Le 20 janvier 2008 - 12:43

Littérature québécoise au cégep!



L'écrivain Jacques Folch-Ribas écrit dans La Presse de ce dimanche que l'Union des écrivains québécois et l'Association nationale des éditeurs de livres ont toutes les deux proposé que le cégep n'enseigne QUE la littérature québécoise.
Finis les beaux textes de François Villon, Du Bellay, Ronsart, le roman de Renart et Rabelais!
Finis les Sartre, de Beauvoir, Camus, Jardin et Barrico.
C'est comme si l'on enseignait QUE l'histoire du Québec et QUE la philosophie de Jacques Dufresne.
C'est comme si l'on ne mangeait plus que du pâté chinois.
J'ai pensé à Mao Zetong qui a forcé tous les intellectuels à vider les chiottes pour les ramener les deux pieds sur le sol.
Imaginez : apprendre la musique sans jouer de Chopin, de Schubert ou de Brahms mais que les œuvres de compositeurs québécois.
Mais, on s'en va où?
Quand moi j'écris, je pense à Balzac. Et à ses longues phrases farcies de métaphores et de grandes envolées descriptives. Quand j'écris, c'est l'influence de tous ces écrivains que j'ai effleurés au cégep et à l'université. Ce sont ces genres venant de tous les pays que j'ai admirés et qui m'ont forgée. Autant Gabrielle Roy que Kundera. Autant Victor-Lévy Beaulieu que Anaïs Nin.

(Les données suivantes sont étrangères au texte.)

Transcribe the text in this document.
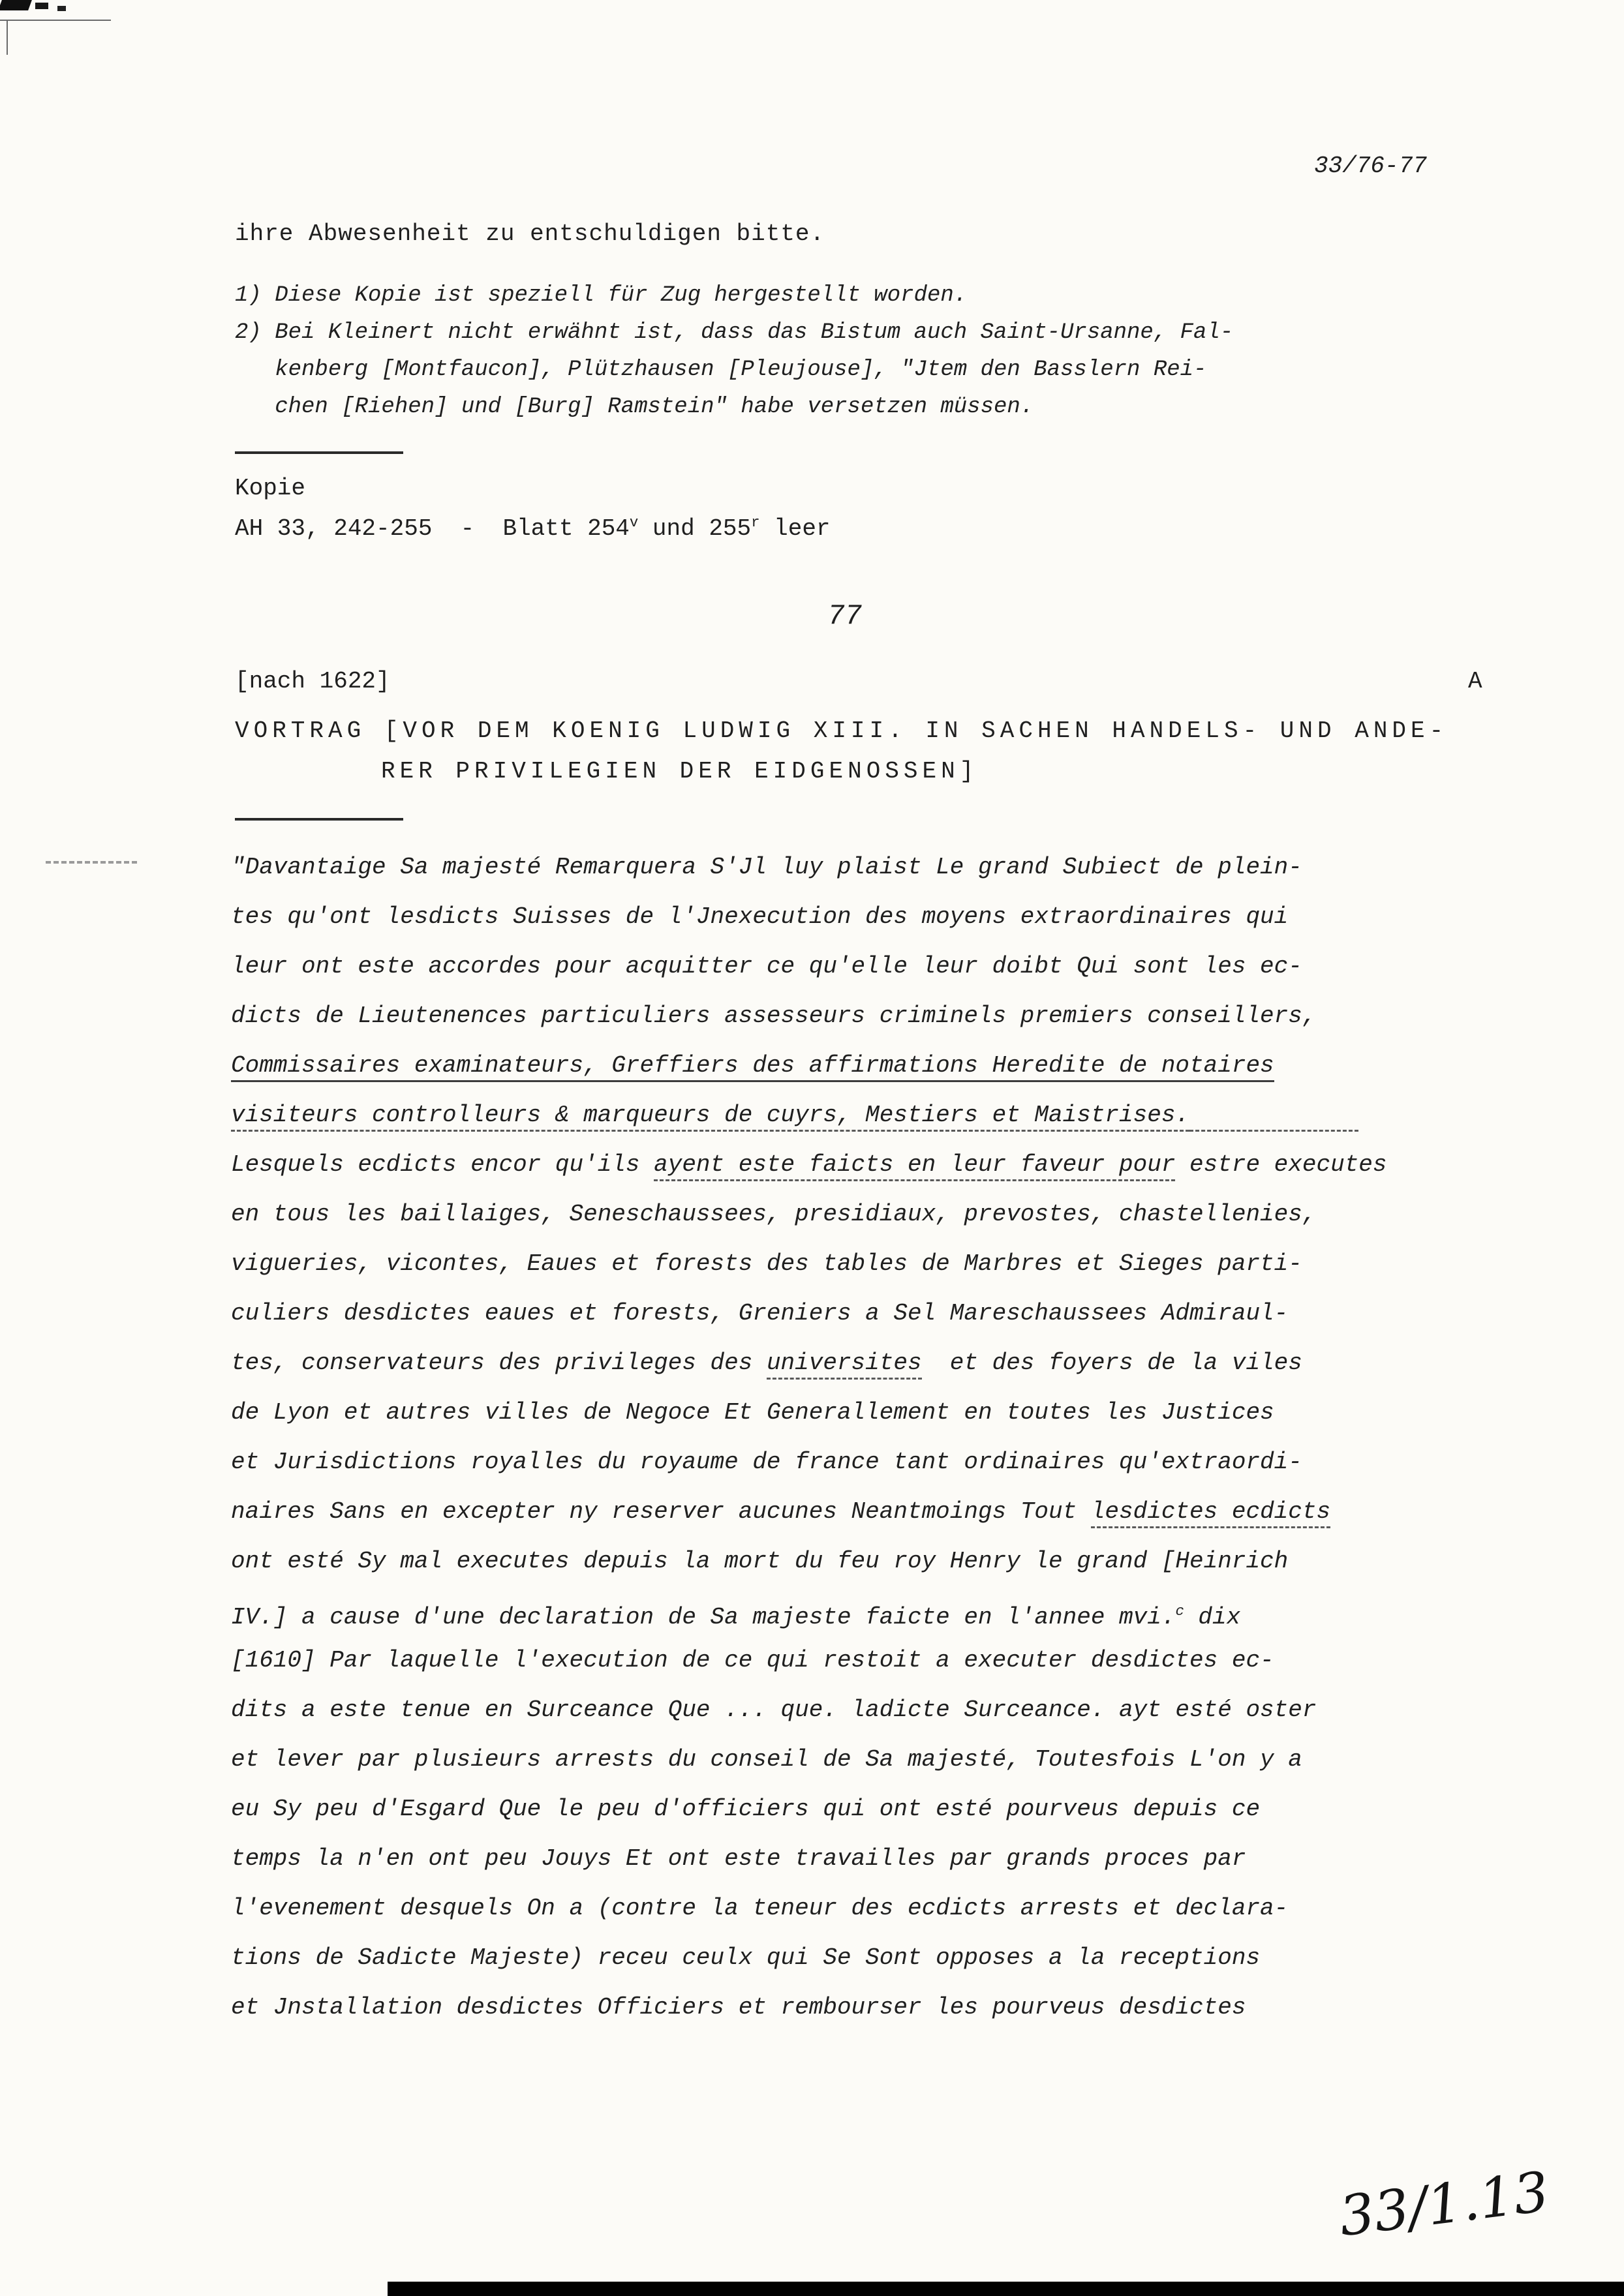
33/76-77
ihre Abwesenheit zu entschuldigen bitte.
1) Diese Kopie ist speziell für Zug hergestellt worden.
2) Bei Kleinert nicht erwähnt ist, dass das Bistum auch Saint-Ursanne, Fal-
kenberg [Montfaucon], Plützhausen [Pleujouse], "Jtem den Basslern Rei-
chen [Riehen] und [Burg] Ramstein" habe versetzen müssen.
Kopie
AH 33, 242-255  -  Blatt 254$^v$ und 255$^r$ leer
77
[nach 1622]	A
VORTRAG [VOR DEM KOENIG LUDWIG XIII. IN SACHEN HANDELS- UND ANDE-
RER PRIVILEGIEN DER EIDGENOSSEN]
"Davantaige Sa majesté Remarquera S'Jl luy plaist Le grand Subiect de plein-
tes qu'ont lesdicts Suisses de l'Jnexecution des moyens extraordinaires qui
leur ont este accordes pour acquitter ce qu'elle leur doibt Qui sont les ec-
dicts de Lieutenences particuliers assesseurs criminels premiers conseillers,
Commissaires examinateurs, Greffiers des affirmations Heredite de notaires
visiteurs controlleurs & marqueurs de cuyrs, Mestiers et Maistrises.
Lesquels ecdicts encor qu'ils ayent este faicts en leur faveur pour estre executes
en tous les baillaiges, Seneschaussees, presidiaux, prevostes, chastellenies,
vigueries, vicontes, Eaues et forests des tables de Marbres et Sieges parti-
culiers desdictes eaues et forests, Greniers a Sel Mareschaussees Admiraul-
tes, conservateurs des privileges des universites  et des foyers de la viles
de Lyon et autres villes de Negoce Et Generallement en toutes les Justices
et Jurisdictions royalles du royaume de france tant ordinaires qu'extraordi-
naires Sans en excepter ny reserver aucunes Neantmoings Tout lesdictes ecdicts
ont esté Sy mal executes depuis la mort du feu roy Henry le grand [Heinrich
IV.] a cause d'une declaration de Sa majeste faicte en l'annee mvi.$^c$ dix
[1610] Par laquelle l'execution de ce qui restoit a executer desdictes ec-
dits a este tenue en Surceance Que ... que. ladicte Surceance. ayt esté oster
et lever par plusieurs arrests du conseil de Sa majesté, Toutesfois L'on y a
eu Sy peu d'Esgard Que le peu d'officiers qui ont esté pourveus depuis ce
temps la n'en ont peu Jouys Et ont este travailles par grands proces par
l'evenement desquels On a (contre la teneur des ecdicts arrests et declara-
tions de Sadicte Majeste) receu ceulx qui Se Sont opposes a la receptions
et Jnstallation desdictes Officiers et rembourser les pourveus desdictes
33/1.13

Déjà que la culture littéraire des jeunes gens est déficiente, voilà qu'ils devront étudier les auteurs québécois uniquement,
Je suis abonnée à des revues littéraires françaises. Sous la rubrique LITTÉRATURE ÉTRANGÈRE, il n'y a jamais d'écrivains québécois.

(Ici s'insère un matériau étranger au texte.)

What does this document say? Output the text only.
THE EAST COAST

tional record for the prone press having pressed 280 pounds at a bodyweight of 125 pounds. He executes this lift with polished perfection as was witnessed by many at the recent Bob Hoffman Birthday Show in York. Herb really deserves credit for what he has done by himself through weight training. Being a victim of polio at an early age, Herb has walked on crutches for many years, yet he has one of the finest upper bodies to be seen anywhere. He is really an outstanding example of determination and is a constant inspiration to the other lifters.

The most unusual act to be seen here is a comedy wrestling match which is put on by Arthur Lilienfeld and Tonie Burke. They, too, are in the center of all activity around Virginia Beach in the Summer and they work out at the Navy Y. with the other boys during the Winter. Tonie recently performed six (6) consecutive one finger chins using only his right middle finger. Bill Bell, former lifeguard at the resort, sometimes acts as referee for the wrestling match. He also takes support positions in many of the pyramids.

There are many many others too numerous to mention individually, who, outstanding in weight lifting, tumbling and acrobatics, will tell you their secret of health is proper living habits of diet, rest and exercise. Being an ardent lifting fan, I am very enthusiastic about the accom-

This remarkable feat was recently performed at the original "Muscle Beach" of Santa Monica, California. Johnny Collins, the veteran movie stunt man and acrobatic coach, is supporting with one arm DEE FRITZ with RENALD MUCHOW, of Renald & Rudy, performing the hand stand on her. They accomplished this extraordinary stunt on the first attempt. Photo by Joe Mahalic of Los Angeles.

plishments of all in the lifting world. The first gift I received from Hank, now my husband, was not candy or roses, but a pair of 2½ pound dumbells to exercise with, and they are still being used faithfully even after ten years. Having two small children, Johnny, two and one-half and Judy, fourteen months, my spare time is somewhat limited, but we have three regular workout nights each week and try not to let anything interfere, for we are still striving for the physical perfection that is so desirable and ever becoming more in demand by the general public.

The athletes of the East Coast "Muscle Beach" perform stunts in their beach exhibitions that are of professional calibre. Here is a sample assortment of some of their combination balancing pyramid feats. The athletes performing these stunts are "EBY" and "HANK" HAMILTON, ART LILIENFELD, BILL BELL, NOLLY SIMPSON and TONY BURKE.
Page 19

Pour acheter des romans québécois en France, il faut se rendre à la Librairie du Québec à Paris. Pour se procurer des romans français au Québec, on n'a qu'à entrer chez Renaud-Bray, Archambault, les librairies de l'aéroport, et même Wal-Mart.

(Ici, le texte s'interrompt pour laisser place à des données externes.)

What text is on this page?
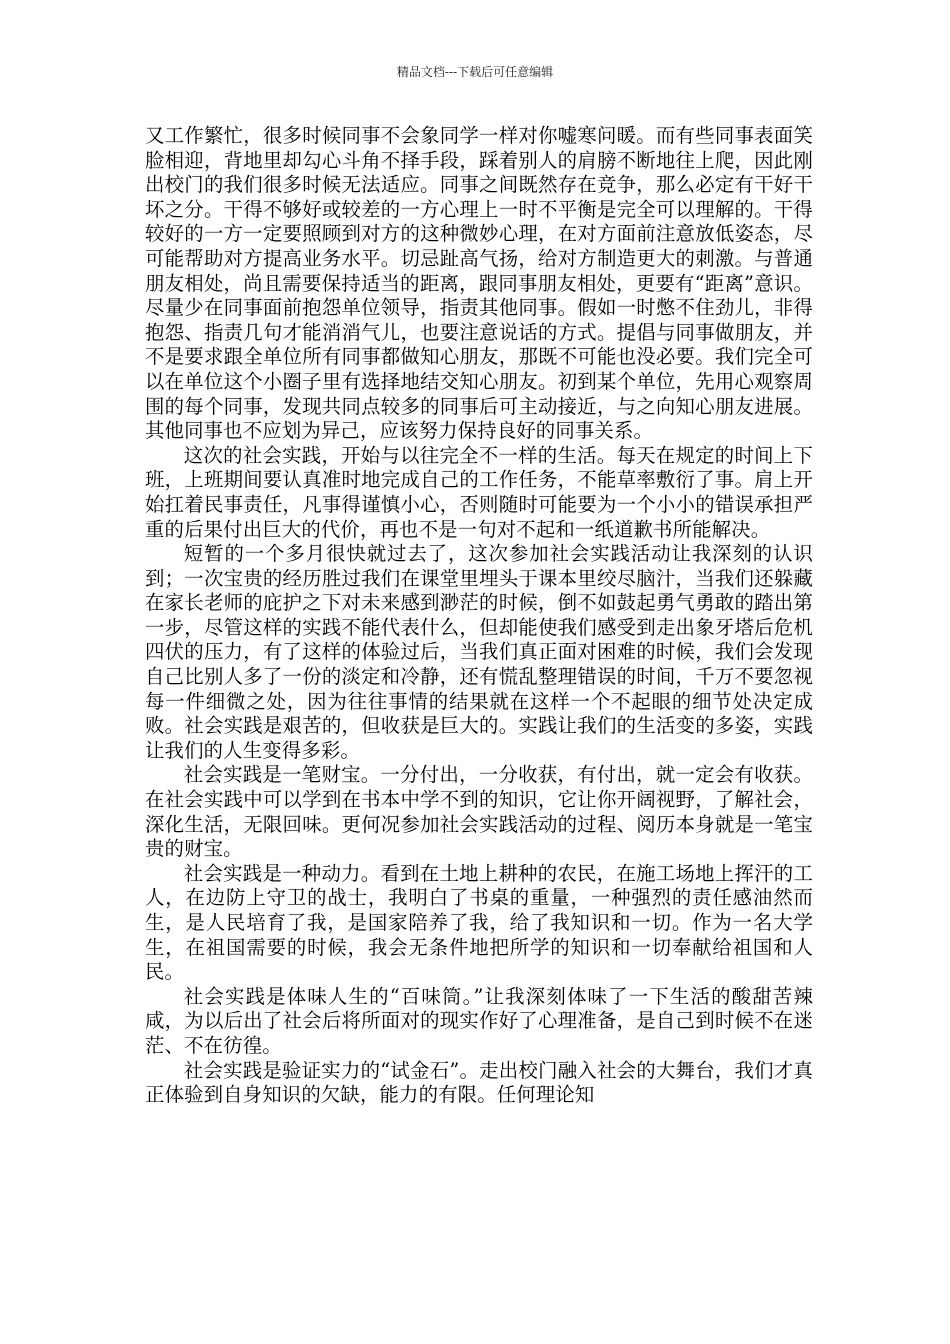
精品文档---下载后可任意编辑

又工作繁忙，很多时候同事不会象同学一样对你嘘寒问暖。而有些同事表面笑脸相迎，背地里却勾心斗角不择手段，踩着别人的肩膀不断地往上爬，因此刚出校门的我们很多时候无法适应。同事之间既然存在竞争，那么必定有干好干坏之分。干得不够好或较差的一方心理上一时不平衡是完全可以理解的。干得较好的一方一定要照顾到对方的这种微妙心理，在对方面前注意放低姿态，尽可能帮助对方提高业务水平。切忌趾高气扬，给对方制造更大的刺激。与普通朋友相处，尚且需要保持适当的距离，跟同事朋友相处，更要有“距离”意识。尽量少在同事面前抱怨单位领导，指责其他同事。假如一时憋不住劲儿，非得抱怨、指责几句才能消消气儿，也要注意说话的方式。提倡与同事做朋友，并不是要求跟全单位所有同事都做知心朋友，那既不可能也没必要。我们完全可以在单位这个小圈子里有选择地结交知心朋友。初到某个单位，先用心观察周围的每个同事，发现共同点较多的同事后可主动接近，与之向知心朋友进展。其他同事也不应划为异己，应该努力保持良好的同事关系。

这次的社会实践，开始与以往完全不一样的生活。每天在规定的时间上下班，上班期间要认真准时地完成自己的工作任务，不能草率敷衍了事。肩上开始扛着民事责任，凡事得谨慎小心，否则随时可能要为一个小小的错误承担严重的后果付出巨大的代价，再也不是一句对不起和一纸道歉书所能解决。

短暂的一个多月很快就过去了，这次参加社会实践活动让我深刻的认识到；一次宝贵的经历胜过我们在课堂里埋头于课本里绞尽脑汁，当我们还躲藏在家长老师的庇护之下对未来感到渺茫的时候，倒不如鼓起勇气勇敢的踏出第一步，尽管这样的实践不能代表什么，但却能使我们感受到走出象牙塔后危机四伏的压力，有了这样的体验过后，当我们真正面对困难的时候，我们会发现自己比别人多了一份的淡定和冷静，还有慌乱整理错误的时间，千万不要忽视每一件细微之处，因为往往事情的结果就在这样一个不起眼的细节处决定成败。社会实践是艰苦的，但收获是巨大的。实践让我们的生活变的多姿，实践让我们的人生变得多彩。

社会实践是一笔财宝。一分付出，一分收获，有付出，就一定会有收获。在社会实践中可以学到在书本中学不到的知识，它让你开阔视野，了解社会，深化生活，无限回味。更何况参加社会实践活动的过程、阅历本身就是一笔宝贵的财宝。

社会实践是一种动力。看到在土地上耕种的农民，在施工场地上挥汗的工人，在边防上守卫的战士，我明白了书桌的重量，一种强烈的责任感油然而生，是人民培育了我，是国家陪养了我，给了我知识和一切。作为一名大学生，在祖国需要的时候，我会无条件地把所学的知识和一切奉献给祖国和人民。

社会实践是体味人生的“百味筒。”让我深刻体味了一下生活的酸甜苦辣咸，为以后出了社会后将所面对的现实作好了心理准备，是自己到时候不在迷茫、不在彷徨。

社会实践是验证实力的“试金石”。走出校门融入社会的大舞台，我们才真正体验到自身知识的欠缺，能力的有限。任何理论知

Nos journaux nous parlent abondamment des romans publiés chez Gallimard, Albin Michel, L'Olivier, Fayard et al. En littérature pour la jeunesse, La Presse ne nous entretient QUE de littérature française.
Il est là le problème.
Il faut échanger avec la France. Exiger que s'ils veulent de la promotion au Québec, encore faut-il qu'ils fassent la promotion de notre littérature. À la radio de Radio-Canada, les animateurs Christiane Charrette et Joël Le Bigot sont immensément complaisants envers la littérature française.
On n'entend que les auteurs français s'épanouir devant les couinements des animateurs d'ici.
Il faut agir. Qu'il y ait un ministre de la promotion culturelle à l'étranger.
Que les auteurs québécois soient davantage soigneux. Que les éditeurs d'ici publient de la meilleure littérature et surtout, que les médias arrêtent d'encenser des horreurs comme les romans de Nelly Arcan en nous faisant passer pour des ignares si toutefois, nous n'avons pas aimé Folle et Putain.
Il faut continuer à offrir à nos étudiants des œuvres d'auteurs français, brésiliens, indiens, chinois et… québécois. Ensemble, ils aideront à former de meilleurs écrivains avec une vision élargie de notre monde.